Dans la commune rurale de Stadel, dans l’Unterland zurichois, non loin de la frontière allemande, la vie était plutôt paisible au cours des siècles derniers. Le paysage, modelé par les glaciers et bordé de collines boisées, possède un caractère agricole. Là où l’on ne cultive pas, on exploite essentiellement de riches gisements de gravier, eux aussi hérités des ères glaciaires passées.
Aujourd’hui, Stadel se retrouve cependant au cœur d’un énorme projet. C’est là, en effet, qu’on prévoit de construire l’accès à un gigantesque dépôt souterrain pour les déchets radioactifs. Voilà près de 50 ans que la Société coopérative nationale pour l’entreposage des déchets radioactifs (Nagra) recherchait un site d’enfouissement définitif. En septembre 2022, elle a porté son choix sur Stadel et son sous-sol rocheux très stable. L’argile à Opalinus qu’on y trouve offre la plus grande sécurité possible pour le confinement de matières radioactives, affirment les experts de la Nagra. Leur CEO, Matthias Braun, note qu’entre tous les sites examinés, Stadel est celui qui présente «les plus grandes marges de sécurité». Ce qu’il entend par là, c’est que la géologie parle en faveur de ce site, et non le fait que l’opposition politique y soit faible.
Il est prévu de creuser, à proximité de Stadel, des puits d’une profondeur allant jusqu’à 900 mètres. Ces puits formeront l’accès aux cavernes qui seront aménagées dans l’argile à Opalinus pour abriter les déchets radioactifs. Pour ce projet, la Nagra s’appuie sur des dimensions temporelles inconcevables: d’après l’état actuel des connaissances, les déchets faiblement et moyennement radioactifs doivent être confinés en sécurité pendant 30 000 ans, et la Nagra prévoit environ 200 000 ans pour les déchets hautement radioactifs. Les «marges de sécurité» doivent donc permettre d’exclure, pour près d’un million d’années, que la matière radioactive remonte à la surface d’une manière ou d’une autre.

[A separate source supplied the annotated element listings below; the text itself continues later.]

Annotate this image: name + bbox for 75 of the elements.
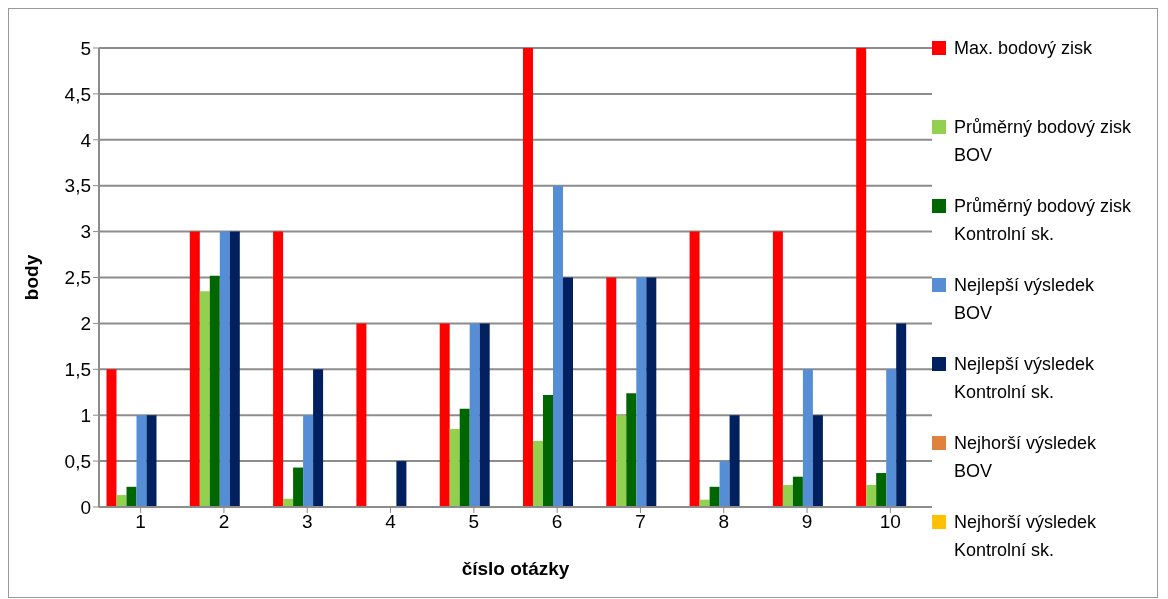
bar — [886, 369, 897, 507]
bar — [273, 231, 284, 507]
y-tick-label: 4 — [80, 129, 92, 151]
bar — [626, 393, 637, 507]
bar — [356, 323, 367, 507]
x-tick-label: 6 — [551, 511, 563, 533]
bar — [303, 415, 314, 507]
bar — [126, 486, 137, 507]
y-tick-label: 2,5 — [64, 267, 91, 289]
bar — [543, 395, 553, 507]
legend-label: Nejhorší výsledek BOV — [954, 432, 1098, 483]
bar — [606, 277, 617, 507]
bar — [116, 495, 127, 507]
bar — [229, 231, 240, 507]
x-tick-label: 7 — [635, 511, 646, 533]
bar — [866, 484, 877, 507]
legend-label: Nejlepší výsledek Kontrolní sk. — [954, 353, 1096, 404]
bar — [479, 323, 490, 507]
y-tick-label: 1,5 — [64, 359, 91, 381]
bar — [563, 277, 573, 507]
bar — [439, 323, 450, 507]
y-tick-label: 0 — [80, 496, 91, 518]
legend-label: Nejlepší výsledek BOV — [954, 274, 1096, 325]
y-tick-label: 4,5 — [64, 83, 91, 105]
x-tick-label: 9 — [801, 511, 813, 533]
x-tick-label: 8 — [718, 511, 730, 533]
bar — [189, 231, 200, 507]
x-axis-title: číslo otázky — [461, 558, 570, 579]
legend-label: Max. bodový zisk — [954, 37, 1094, 60]
x-tick-label: 10 — [879, 511, 901, 533]
bar — [146, 415, 157, 507]
bar — [729, 415, 740, 507]
bar — [812, 415, 823, 507]
bar — [792, 476, 803, 507]
bar — [219, 231, 230, 507]
bar — [719, 461, 730, 507]
y-tick-label: 1 — [80, 404, 91, 426]
bar — [689, 231, 700, 507]
y-tick-label: 0,5 — [64, 450, 91, 472]
legend-label: Průměrný bodový zisk BOV — [954, 116, 1133, 167]
bar — [396, 461, 407, 507]
x-tick-label: 1 — [135, 511, 146, 533]
bar — [709, 486, 720, 507]
y-axis-title: body — [20, 254, 42, 301]
bar — [209, 275, 220, 507]
bar — [199, 291, 210, 507]
legend-label: Průměrný bodový zisk Kontrolní sk. — [954, 195, 1133, 246]
bar — [293, 467, 304, 507]
bar — [782, 484, 793, 507]
x-tick-label: 5 — [468, 511, 480, 533]
bar — [772, 231, 783, 507]
y-tick-label: 2 — [80, 313, 91, 335]
bar — [459, 408, 470, 507]
bar — [533, 440, 543, 507]
bar — [636, 277, 647, 507]
x-tick-label: 3 — [301, 511, 313, 533]
x-tick-label: 2 — [218, 511, 230, 533]
bar — [469, 323, 480, 507]
legend-label: Nejhorší výsledek Kontrolní sk. — [954, 511, 1098, 562]
y-tick-label: 5 — [80, 37, 91, 59]
bar — [876, 473, 887, 507]
bar — [523, 48, 533, 507]
x-tick-label: 4 — [385, 511, 397, 533]
bar — [896, 323, 907, 507]
bar — [553, 185, 563, 507]
bar — [802, 369, 813, 507]
y-tick-label: 3 — [80, 221, 91, 243]
bar — [646, 277, 657, 507]
bar — [449, 428, 460, 507]
bar — [136, 415, 147, 507]
bar — [616, 415, 627, 507]
bar — [313, 369, 324, 507]
bar — [856, 48, 867, 507]
y-tick-label: 3,5 — [64, 175, 91, 197]
bar — [106, 369, 117, 507]
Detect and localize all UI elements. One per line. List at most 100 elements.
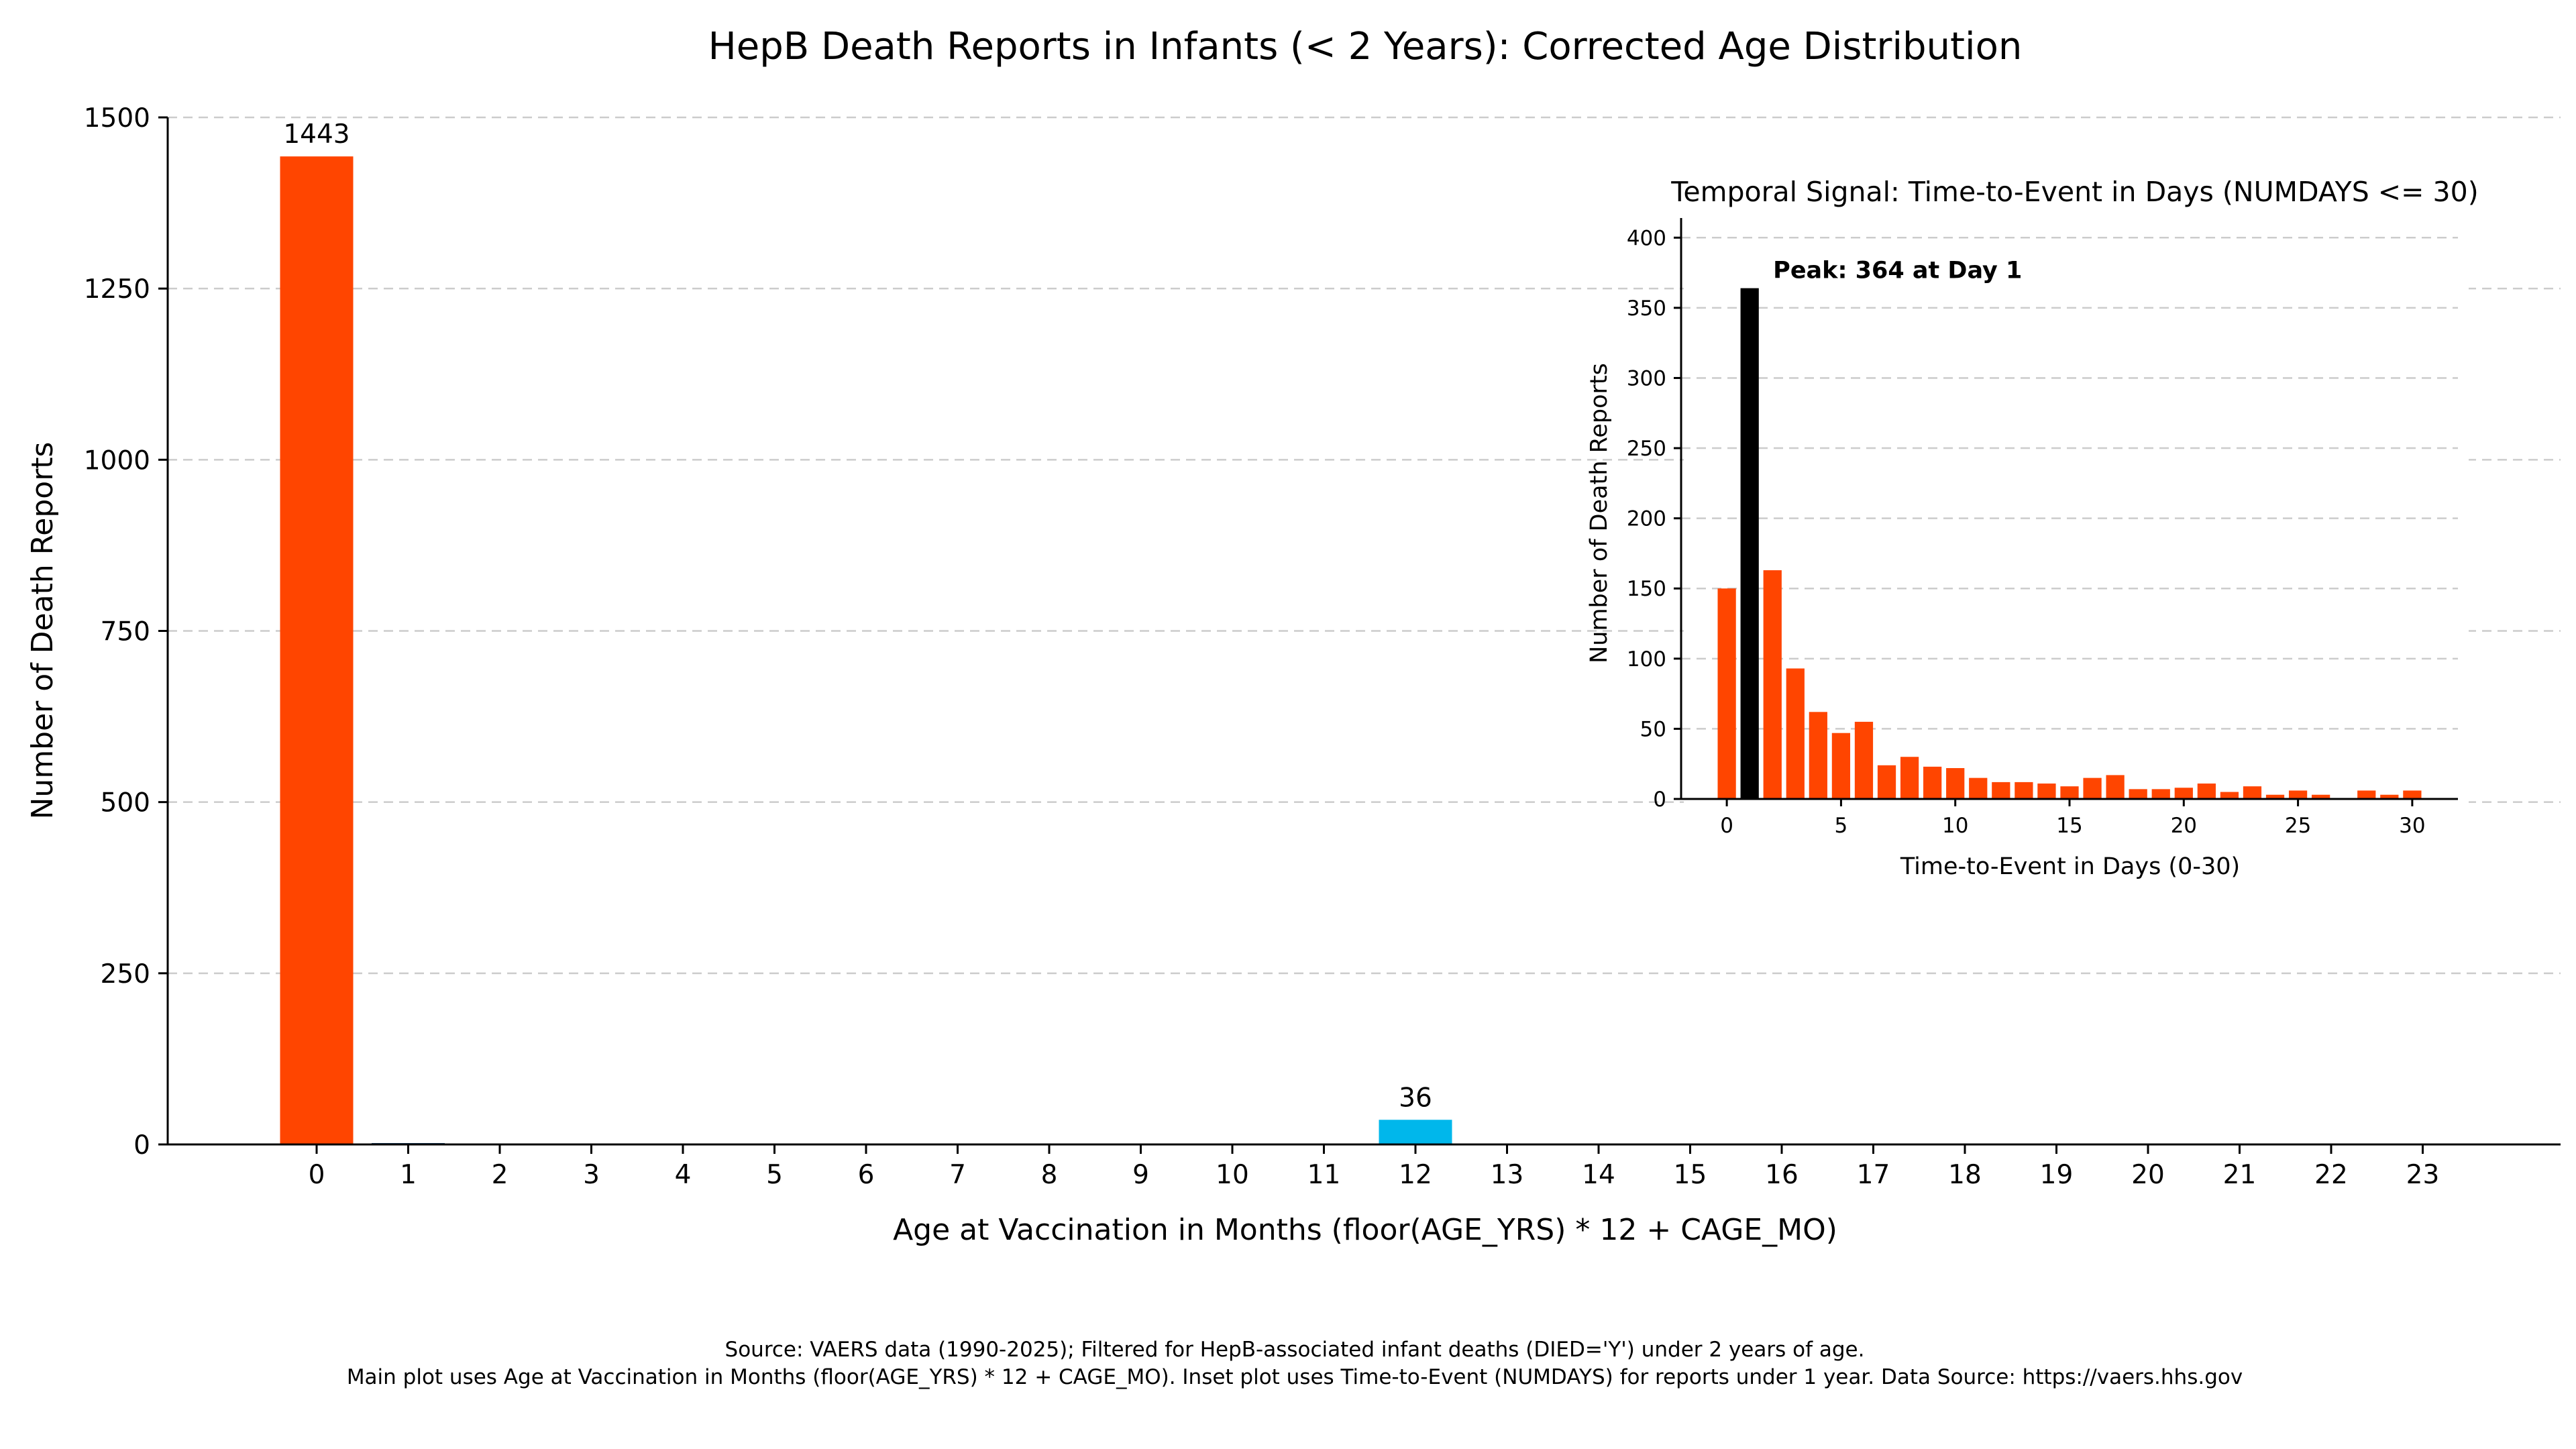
footnote-line-2: Main plot uses Age at Vaccination in Mon…: [347, 1365, 2243, 1389]
main-x-tick-label: 8: [1041, 1160, 1058, 1190]
main-chart-title: HepB Death Reports in Infants (< 2 Years…: [708, 25, 2023, 68]
inset-bar-day-1: [1740, 288, 1759, 800]
main-x-tick-label: 11: [1307, 1160, 1341, 1190]
inset-bar-day-7: [1877, 765, 1896, 799]
inset-x-tick-label: 25: [2285, 814, 2311, 838]
main-x-axis-label: Age at Vaccination in Months (floor(AGE_…: [893, 1213, 1837, 1247]
inset-bar-day-9: [1923, 766, 1942, 799]
inset-y-tick-label: 100: [1627, 647, 1666, 672]
main-data-label: 1443: [283, 119, 350, 150]
inset-bar-day-29: [2380, 794, 2399, 799]
main-x-tick-label: 2: [492, 1160, 508, 1190]
main-x-tick-label: 1: [400, 1160, 417, 1190]
main-y-tick-label: 500: [101, 788, 150, 818]
main-x-tick-label: 19: [2040, 1160, 2074, 1190]
inset-x-tick-label: 20: [2171, 814, 2197, 838]
inset-bar-day-17: [2106, 775, 2125, 799]
main-x-tick-label: 9: [1132, 1160, 1149, 1190]
inset-y-tick-label: 400: [1627, 226, 1666, 250]
inset-bar-day-0: [1717, 588, 1736, 799]
main-x-tick-label: 17: [1857, 1160, 1890, 1190]
main-x-tick-label: 18: [1948, 1160, 1982, 1190]
inset-x-tick-label: 0: [1720, 814, 1733, 838]
inset-y-tick-label: 200: [1627, 507, 1666, 531]
main-y-axis-label: Number of Death Reports: [25, 442, 60, 820]
inset-x-ticks: 0 5 10 15 20 25 30: [1720, 799, 2426, 838]
main-x-tick-label: 15: [1674, 1160, 1707, 1190]
inset-bar-day-5: [1831, 733, 1851, 799]
main-y-tick-label: 1500: [84, 103, 150, 133]
main-data-label: 36: [1399, 1083, 1432, 1113]
main-x-tick-label: 13: [1491, 1160, 1524, 1190]
inset-y-tick-label: 50: [1640, 717, 1666, 741]
inset-x-axis-label: Time-to-Event in Days (0-30): [1900, 853, 2240, 880]
inset-bar-day-12: [1992, 782, 2010, 799]
inset-bar-day-8: [1900, 757, 1919, 799]
main-x-tick-label: 20: [2131, 1160, 2165, 1190]
inset-bar-day-23: [2243, 786, 2262, 799]
main-x-tick-label: 21: [2223, 1160, 2257, 1190]
inset-bar-day-11: [1969, 777, 1988, 799]
main-x-tick-label: 14: [1582, 1160, 1615, 1190]
main-x-tick-label: 5: [766, 1160, 783, 1190]
inset-bar-day-6: [1854, 721, 1874, 799]
inset-background: [1684, 215, 2469, 805]
inset-x-tick-label: 30: [2399, 814, 2425, 838]
main-x-tick-label: 12: [1399, 1160, 1432, 1190]
inset-bar-day-13: [2015, 782, 2033, 799]
inset-bar-day-16: [2083, 777, 2102, 799]
inset-y-tick-label: 350: [1627, 297, 1666, 321]
main-y-tick-label: 750: [101, 617, 150, 647]
inset-chart: Temporal Signal: Time-to-Event in Days (…: [1586, 176, 2479, 880]
main-bar-month-12: [1379, 1120, 1452, 1144]
inset-x-tick-label: 10: [1942, 814, 1968, 838]
inset-bar-day-19: [2151, 789, 2170, 799]
main-x-tick-label: 7: [949, 1160, 966, 1190]
main-x-tick-label: 16: [1765, 1160, 1799, 1190]
inset-bar-day-15: [2060, 786, 2079, 799]
inset-bars: [1717, 288, 2422, 800]
main-x-tick-label: 22: [2314, 1160, 2348, 1190]
inset-bar-day-4: [1809, 712, 1827, 799]
inset-bar-day-24: [2265, 794, 2285, 799]
main-x-tick-label: 0: [309, 1160, 325, 1190]
main-data-labels: 1443 36: [283, 119, 1432, 1113]
inset-bar-day-21: [2197, 783, 2216, 799]
main-x-tick-label: 6: [858, 1160, 875, 1190]
inset-bar-day-25: [2288, 790, 2308, 799]
inset-x-tick-label: 15: [2056, 814, 2082, 838]
main-y-tick-label: 0: [133, 1130, 150, 1161]
inset-bar-day-18: [2129, 789, 2147, 799]
main-x-ticks: 0 1 2 3 4 5 6 7 8 9 10 11 12 13 14 15 16 17 18 19 20 21 22 23: [309, 1144, 2440, 1190]
inset-bar-day-22: [2220, 792, 2239, 799]
inset-bar-day-28: [2357, 790, 2376, 799]
inset-y-tick-label: 150: [1627, 577, 1666, 601]
inset-y-tick-label: 250: [1627, 437, 1666, 461]
inset-y-tick-label: 300: [1627, 366, 1666, 390]
main-y-tick-label: 1000: [84, 445, 150, 476]
main-x-tick-label: 10: [1216, 1160, 1249, 1190]
inset-bar-day-30: [2403, 790, 2422, 799]
inset-peak-annotation: Peak: 364 at Day 1: [1773, 258, 2022, 284]
main-y-ticks: 0 250 500 750 1000 1250 1500: [84, 103, 168, 1161]
inset-y-tick-label: 0: [1653, 788, 1666, 812]
inset-x-tick-label: 5: [1835, 814, 1848, 838]
inset-bar-day-14: [2037, 783, 2056, 799]
inset-bar-day-2: [1763, 570, 1782, 799]
main-x-tick-label: 3: [583, 1160, 600, 1190]
inset-y-axis-label: Number of Death Reports: [1586, 363, 1613, 663]
inset-chart-title: Temporal Signal: Time-to-Event in Days (…: [1670, 176, 2478, 208]
inset-bar-day-20: [2174, 788, 2193, 799]
inset-bar-day-3: [1786, 668, 1805, 799]
main-bars: [280, 156, 1452, 1145]
footnote-line-1: Source: VAERS data (1990-2025); Filtered…: [725, 1338, 1865, 1362]
inset-bar-day-10: [1946, 767, 1965, 799]
main-bar-month-0: [280, 156, 354, 1145]
main-y-tick-label: 250: [101, 959, 150, 989]
main-x-tick-label: 23: [2406, 1160, 2440, 1190]
inset-bar-day-26: [2312, 794, 2330, 799]
main-y-tick-label: 1250: [84, 274, 150, 305]
inset-y-ticks: 0 50 100 150 200 250 300 350 400: [1627, 226, 1681, 812]
main-x-tick-label: 4: [675, 1160, 692, 1190]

La recherche d’un site de dépôt définitif pour les déchets radioactifs produits en Suisse s’est avérée extrêmement ardue. Par endroits, des paysans furieux ont chassé les équipes de sondage de la Nagra avec leurs fourches, comme à Ollon (VD). Ailleurs, des communes et des cantons potentiellement visés ont voté contre le projet. En revanche, Stadel et le canton de Zurich n’ont guère de moyens de s’opposer au choix du site. Face aux vives résistances, les possibilités d’intervention des communes et des cantons en matière de dépôt définitif ont en effet été fortement limitées par la loi. Néanmoins, même à l’issue de cette longue recherche, nombre de points restent flous. Pour pouvoir construire son dépôt, la Nagra doit tout d’abord présenter une demande auprès de la Confédération. Cela pourrait se faire en 2024. Le choix définitif du site ne sera fait qu’une fois que les autorités fédérales auront conclu qu’un enfouissement sûr des déchets nucléaires est réellement possible à Stadel. Il est peu probable que cela arrive avant 2029. Ensuite, le peuple suisse pourrait aussi avoir à se prononcer. Ainsi, la construction du dépôt pourrait débuter, dans le meilleur des cas, en 2045. Ce n’est qu’en 2050 que les premiers conteneurs d’acier remplis de déchets radioactifs pourront donc y prendre place. Le «couvercle serait posé» en 2115, date du scellage du site.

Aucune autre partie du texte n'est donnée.